Taliban government does not recognize female athletes in Afghan delegation at Paris 2024

KABUL.- The Afghan Taliban government told AFP on Monday that it does not “recognize” the participation of three female athletes, invited to the Sets Paris (July 26 to August 11) by the International Olympic Committee (IOC).

“Only three athletes represent Afghanistan,” the spokesman said. Taliban of the Sports Minister, Atal Mashwani, referring to three male athletes.

“At the moment, women’s sport is banned in Afghanistan. If women’s sport is not practised, how can they be part of the national team?” the spokesperson added.

In mid-June, the IOC announced the presence in Paris of an Afghan team made up of three men (in athletics, swimming and judo) and three women (in athletics and cycling) without revealing their identities.

All of them, except the judoka, live abroad, said Dad Mohammad Payenda Akhtari, director general of the Afghan Olympic Committee.

IOC spokesman Mark Adams said last month that the Afghan Olympic Committee, whose top officials are in exile, is “their sole interlocutor for the preparation and participation of the Afghan team.”

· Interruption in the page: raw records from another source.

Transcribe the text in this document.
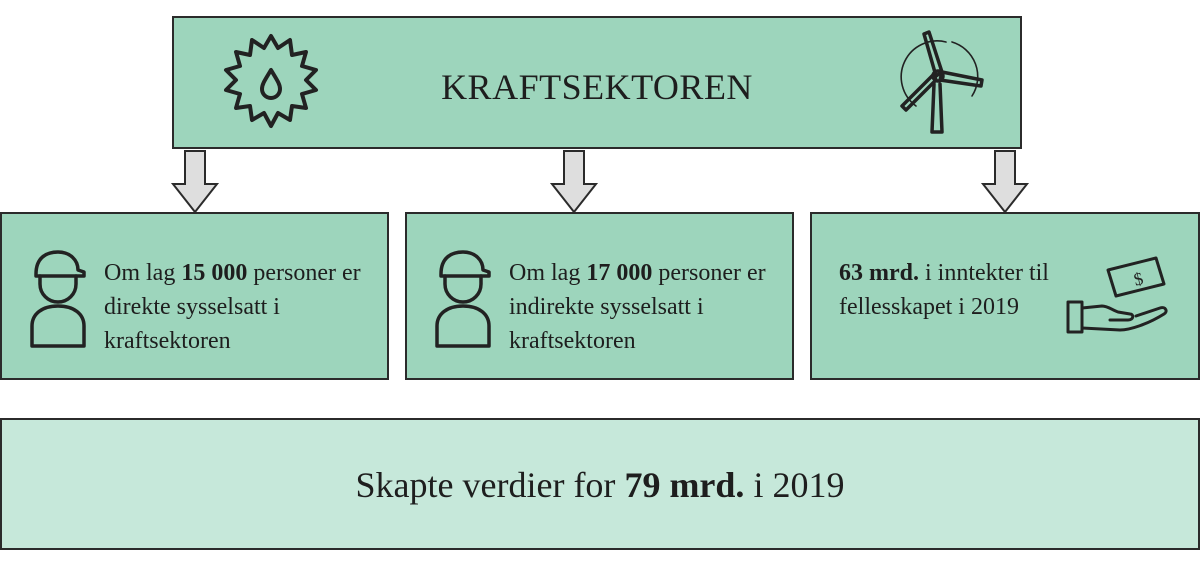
KRAFTSEKTOREN
Om lag 15 000 personer er direkte sysselsatt i kraftsektoren
Om lag 17 000 personer er indirekte sysselsatt i kraftsektoren
63 mrd. i inntekter til fellesskapet i 2019
$
Skapte verdier for 79 mrd. i 2019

Afghan athletes competing in Paris will do so in the black-green-red colours of the former flag of the regime overthrown by the Taliban in the summer of 2021, following the withdrawal of US troops deployed in the Asian country.

Since the Taliban returned to power three years ago, they have tightened living conditions for Afghan women, banning them from sports and education, prompting the United Nations to denounce a “gender apartheid.”

Much uncertainty:

Despite avoiding the dangerous scenario of cohabitation with the far right, France remains mired in political uncertainty just over two weeks before the start of the Olympic Games (July 26 to August 11).

The president of the Paris 2024 organising committee, Tony Estanguet, must have been very happy since last night (Sunday). Clearly, it would not have been the same to have had to manage the Games with (far-right leader) Jordan Bardella at his side,” estimates David Roizen, an Olympic specialist at the Jean-Jaurès Foundation.